PARALLEL VERTICAL UNDERWATER WELL/UNDERWATER CONVENTIONAL EXPLOSIVES CHARGE TO STOP HORIZON LEAK: A second carefully controlled well drilled parallel to (also vertical) and a short distance from, the subject leak well, yet far enough away to allow drilling of the well to occur without oil from the leaking well to seep into this new Explosives Charge Well. Yet this new well would need to be close enough to affect the subject leak well with a powerful conventional underwater explosive charge. The conventional underwater explosive charge could be set off, say 2/3 to 1/2 the way down. If set off lower, say 2/3 the way down, a chance to set off another charge could shortly follow in time by the explosives team, say 1/2 the way down. Engineers/geologists familiar with the well could carefully make the decisions. It would bring soil, rock and otherwise heavy/large movement of substantial earth onto the subject leak eliminating the current well/pipe, preventing oil from passing through the current well and/or pipe. The existing pipe and passage will be simply crushed inward by substantial earth movement, at perhaps many levels near the lowest points that are practical to place the charge. In effect both wells ultimately will be crushed inward at a point of depth somewhat well above the levels that the oil sits. The distance we can surmise of the beginning of drilling of this new explosives well, can be say 8 feet (or other distance) from the subject well, though geologists and engineers at the site, who are familiar with the current well can decide, along with the best explosives experts, to make sure the subject leak well is crushed in at as many levels as possible. Depth of the explosives charge well also to be carefully determined by all including geologists on site familiar with the Horizon well. Army corps and industry have experts, including those on site have access to new suitable rig and drill, equipment, expertise, materials. Some sensible improvising of placement of the conventional underwater explosives will be needed by explosives experts, with army corps overseeing effort.

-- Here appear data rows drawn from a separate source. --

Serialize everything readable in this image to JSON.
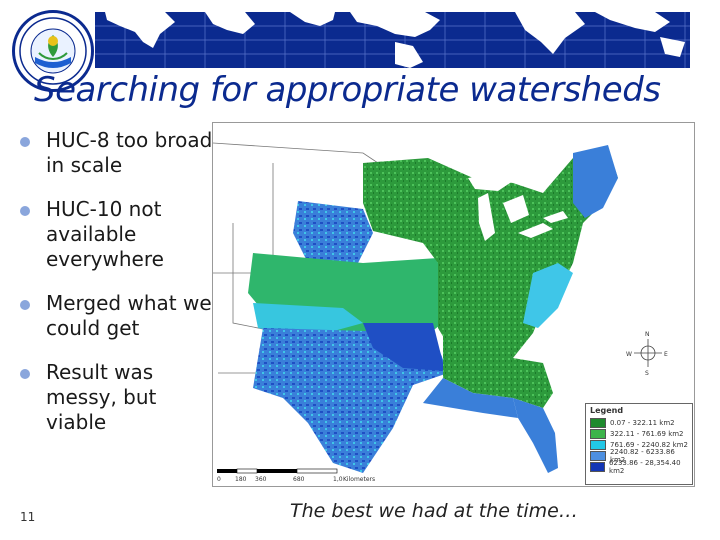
{
  "slide": {
    "title": "Searching for appropriate watersheds",
    "bullets": [
      "HUC-8 too broad in scale",
      "HUC-10 not available everywhere",
      "Merged what we could get",
      "Result was messy, but viable"
    ],
    "caption": "The best we had at the time…",
    "slide_number": "11"
  },
  "map": {
    "legend": {
      "title": "Legend",
      "items": [
        {
          "label": "0.07 - 322.11 km2",
          "color": "#1e8a2e"
        },
        {
          "label": "322.11 - 761.69 km2",
          "color": "#3cb44b"
        },
        {
          "label": "761.69 - 2240.82 km2",
          "color": "#22c7e6"
        },
        {
          "label": "2240.82 - 6233.86 km2",
          "color": "#4d8fe0"
        },
        {
          "label": "6233.86 - 28,354.40 km2",
          "color": "#1436b5"
        }
      ]
    },
    "scale_ticks": [
      "0",
      "180",
      "360",
      "680",
      "1,0"
    ],
    "scale_unit": "Kilometers",
    "compass": {
      "n": "N",
      "e": "E",
      "s": "S",
      "w": "W"
    }
  },
  "colors": {
    "brand": "#0b2a8f",
    "bullet": "#8aa6dc"
  }
}
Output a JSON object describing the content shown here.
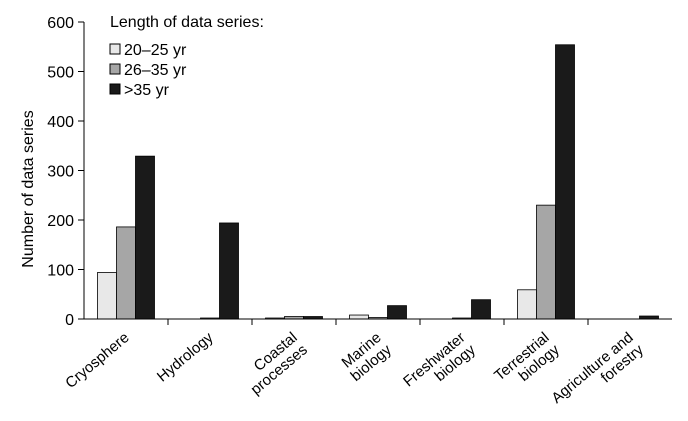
{
  "chart_data": {
    "type": "bar",
    "ylabel": "Number of data series",
    "xlabel": "",
    "ylim": [
      0,
      600
    ],
    "yticks": [
      0,
      100,
      200,
      300,
      400,
      500,
      600
    ],
    "grid": false,
    "legend": {
      "title": "Length of data series:",
      "placement": "top-left"
    },
    "categories": [
      [
        "Cryosphere"
      ],
      [
        "Hydrology"
      ],
      [
        "Coastal",
        "processes"
      ],
      [
        "Marine",
        "biology"
      ],
      [
        "Freshwater",
        "biology"
      ],
      [
        "Terrestrial",
        "biology"
      ],
      [
        "Agriculture and",
        "forestry"
      ]
    ],
    "series": [
      {
        "name": "20–25 yr",
        "color": "#e8e8e8",
        "values": [
          94,
          0,
          2,
          8,
          0,
          59,
          0
        ]
      },
      {
        "name": "26–35 yr",
        "color": "#a6a6a6",
        "values": [
          186,
          2,
          5,
          3,
          2,
          230,
          0
        ]
      },
      {
        "name": ">35 yr",
        "color": "#1a1a1a",
        "values": [
          329,
          194,
          5,
          27,
          39,
          554,
          6
        ]
      }
    ]
  }
}
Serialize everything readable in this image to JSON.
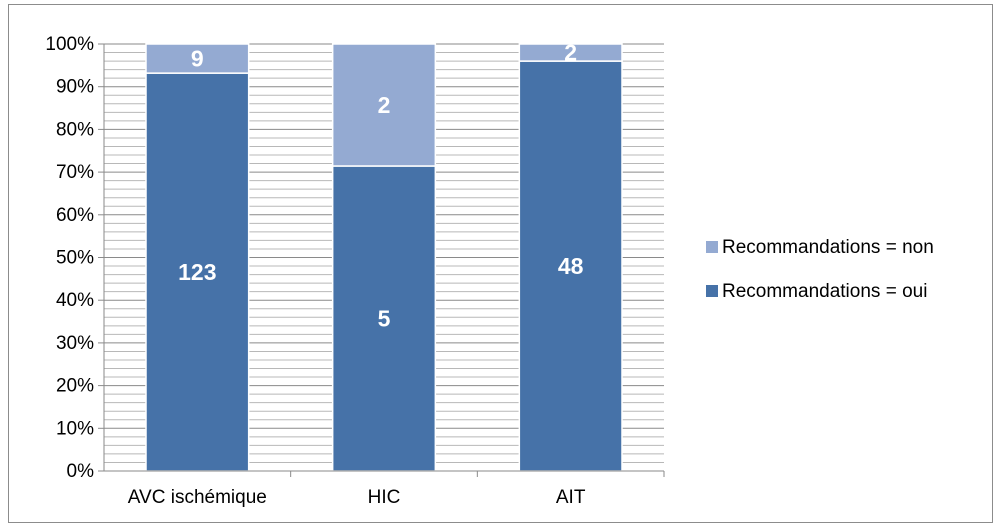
{
  "chart_data": {
    "type": "bar",
    "stacked": "percent",
    "categories": [
      "AVC ischémique",
      "HIC",
      "AIT"
    ],
    "series": [
      {
        "name": "Recommandations = oui",
        "values": [
          123,
          5,
          48
        ],
        "color": "#4672a8"
      },
      {
        "name": "Recommandations = non",
        "values": [
          9,
          2,
          2
        ],
        "color": "#94aad2"
      }
    ],
    "y_ticks": [
      "0%",
      "10%",
      "20%",
      "30%",
      "40%",
      "50%",
      "60%",
      "70%",
      "80%",
      "90%",
      "100%"
    ],
    "ylim": [
      0,
      100
    ],
    "grid": true,
    "legend": "right",
    "legend_order": [
      1,
      0
    ]
  }
}
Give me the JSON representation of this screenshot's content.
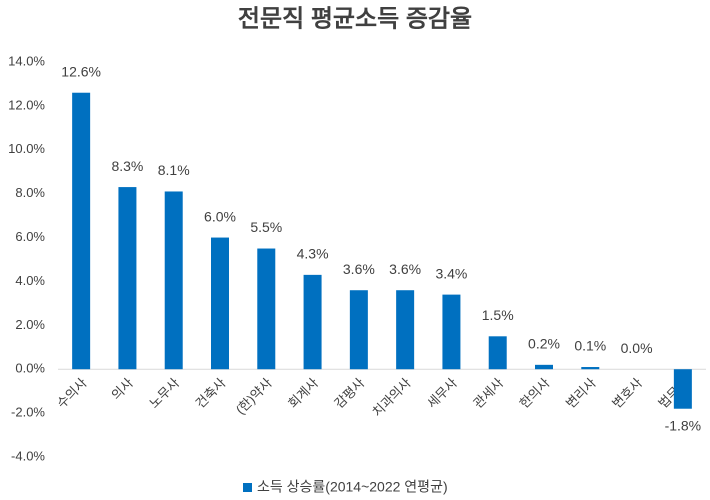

i have tried the slinky idea out in a tank and it works well with dye and air being pumped out of the leak location, capture and contain, it will work
For the life of me I do not understand why the flange under the riser they have put in place , was not considered as a viable point of interest to connect a valve and stop the flow. They cut the pipe just above the flange making an uneven surface to mate on, so why not cut the flange bolts, free the top half of the damaged pipe, and attach a new flange, with a large valve connected to that. Install the fixture with the valve in the open position to avoid turbulance and disruption, bolt it down, then close the valve. A line could be attached from the surface to the out going side of the valve and 100% of the oil could be safely recovered. I get upset every time I see that flange leaking under their riser fixture knowing that that flange represents the best possible solution to this problem. BP has passed on my suggestion sighting that they can't or won't consider it feasible.
Butterfly Containment Valve. Design and construct a valve that while in the open position can be fastened onto the horizontal surface and vertical face of the flange. The valve is constructed to close around the flange like a butterfly with hinges. As it closes around the flange, the valve is open to allow product pressure to rush through while securing locking mechanisms. Once locked securely, the valve is simply closed, successfully stopping the leak while maintaining access for hook up to surface containment vessels.